Outro dia vi uma coisa, que no passado teria sido um riacho, e os sofás velhos, pneus e garrafas pet às margens esperando uma chuva para levá-los não sei pra onde. Esta é a chuva urbana. Suja as paredes de preto com o que traz do telhado. Molha os pés da gente. Faz o dia ser triste, escuro. Molha o carpete do carro. O chão fica liso. Barro, muito barro, sujando sapatos, casas, tapetes e roupas, molhadas e sujas. Caso demore pra passar, embolora armários, escorre pela parede, tão limpinha e pintada, com um fiozinho preto, provocante, tão grudado que, quando você esfrega, embranquece. Gostamos da água que a chuva traz, só que chuva mesmo, sempre causa problemas. A chuva é tão mal vista que quando há previsão, o jornalista diz: tempo ruim. Ruim significa que vai chover, estragar o fim-de-semana, a praia, o jogo de futebol, prejudicar a transmissão da televisão, cair a internet. Caso seja acompanhada com relâmpagos e trovão, pode dar descarga, excesso de energia, confusão de galhos que batem nos fios e fazem barulho, igualzinho ao de rojão. Nunca viu? Eu já vi, uma madrugada inteira, mal dormida por conta de um vizinho que não podou a árvore, numa noite em que o vento resolveu zunir. Chuva assim impede o uso do computador, e ainda faz muita gente esconder-se debaixo da mesa. Tempo úmido traz alergia, facilita a proliferação de ácaros. Significa também goteiras nos telhados furados. Vento nos barracos das favelas. O  ponto de ônibus fica lotado, muito apertado. Parece que nunca se pensou em fazer um ponto de ônibus com cobertura que cubra. Não, não é redundante.
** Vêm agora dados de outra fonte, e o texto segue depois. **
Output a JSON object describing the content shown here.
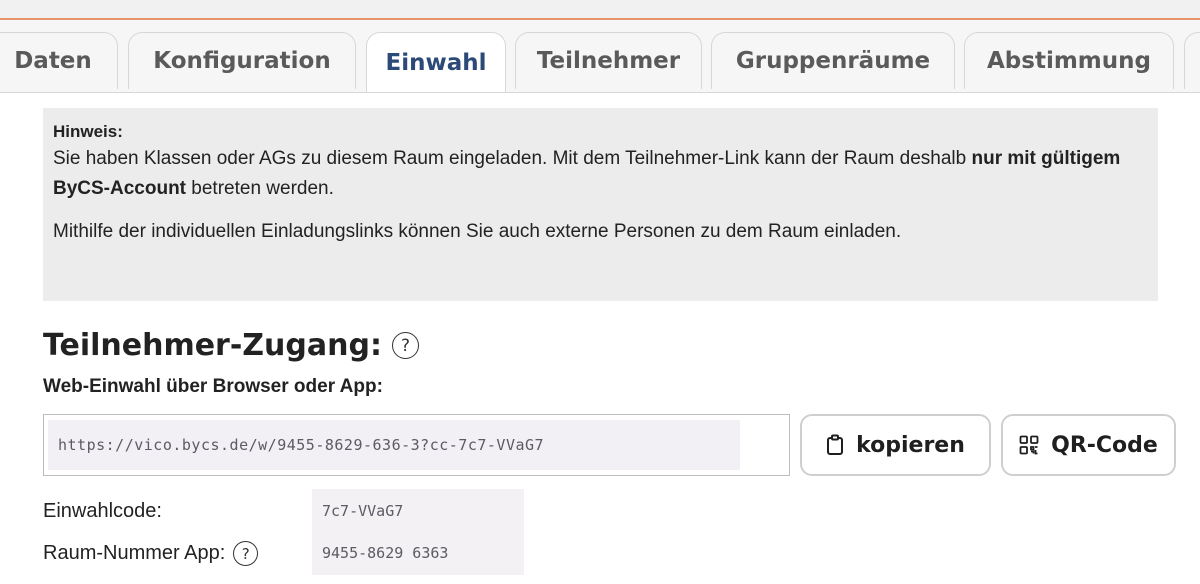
{
  "tabs": [
    {
      "label": "Daten",
      "active": false
    },
    {
      "label": "Konfiguration",
      "active": false
    },
    {
      "label": "Einwahl",
      "active": true
    },
    {
      "label": "Teilnehmer",
      "active": false
    },
    {
      "label": "Gruppenräume",
      "active": false
    },
    {
      "label": "Abstimmung",
      "active": false
    }
  ],
  "notice": {
    "title": "Hinweis:",
    "line1_before": "Sie haben Klassen oder AGs zu diesem Raum eingeladen. Mit dem Teilnehmer-Link kann der Raum deshalb ",
    "line1_bold": "nur mit gültigem ByCS-Account",
    "line1_after": " betreten werden.",
    "line2": "Mithilfe der individuellen Einladungslinks können Sie auch externe Personen zu dem Raum einladen."
  },
  "section": {
    "title": "Teilnehmer-Zugang:",
    "help_symbol": "?",
    "web_label": "Web-Einwahl über Browser oder App:",
    "url_value": "https://vico.bycs.de/w/9455-8629-636-3?cc-7c7-VVaG7"
  },
  "buttons": {
    "copy_label": "kopieren",
    "copy_icon": "clipboard-icon",
    "qr_label": "QR-Code",
    "qr_icon": "qr-code-icon"
  },
  "details": {
    "dial_code_label": "Einwahlcode:",
    "dial_code_value": "7c7-VVaG7",
    "room_number_label": "Raum-Nummer App:",
    "room_number_value": "9455-8629 6363",
    "help_symbol": "?"
  },
  "colors": {
    "active_tab_text": "#2b4a78",
    "accent_line": "#e8946a",
    "notice_bg": "#ececec"
  }
}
Perdemos o referencial da chuva. Acho que perdemos muito. Perdemos porque não vemos os campos e a vida se renovando. Pensamos que ela deve vir para espantar o tempo seco e trazer água pra se beber. Isso é pouco. Isso é nada. Chuva é poesia da bênção. Árvores enverdecendo, gramas crescendo e flores brotando. O fazendeiro olha para o campo, a chuva chegando e os lucros. Deus olha para a chuva e vê o renascer da vida, o milagre da renovação da natureza. É como o sertão de Euclides da Cunha, o que parecia morto renasce, num instante, como por encanto. Que encanto que nada! Não é magia. É água que cai. Água que evapora. Água que volta a cair. Cai sobre tudo, deixa tudo lavado. E vai pingando como quem se debruça sobre os braços das árvores estendidas para o céu. Copos de flores abertas. Folhas lisas, como calhas, aproveitam o essencial e escorrem sobre outras o excesso que não mais necessitam.  Pássaros arrepiados cortam as plantas em busca de abrigo. Não há barulho na mata. Os insetos se recolhem. O barulho é só de gotas. Fortes gotas sobrepostas, justapostas, seqüenciais, torrenciais. Mananciais de vida caindo dos céus celebrando a bênção. E todos se recolhem para ver a vida viver.
Vive a vida na bênção do céu como se Deus tivesse se lembrado de nós. Com que farei semelhante o favor do Senhor? - teria o poeta se questionado. Então respondeu: com a chuva. Chuva esperada, querida, desejada no contraste entre os lugares verdejantes de algumas regiões da Palestina e seus imensos desertos. Orvalhos do Hermon da bênção eterna do Senhor sobre a vida:  É como o orvalho do Hermon, que desce sobre os montes de Sião. Ali ordena o Senhor a sua bênção, e a vida para sempre (Salmo 122:3). Diz Ezequiel: e farei descer a chuva a seu tempo; chuvas de bênção serão (34:26). É, acho que sabemos pouco sobre a celebração da vida, porque esquecemos o simples significado do que seja a chuva, presença e palavra de Deus. Não é panteísmo. É poesia da vida. É Deus se lembrando das nossas carências e controlando aquilo que chamamos de mundo.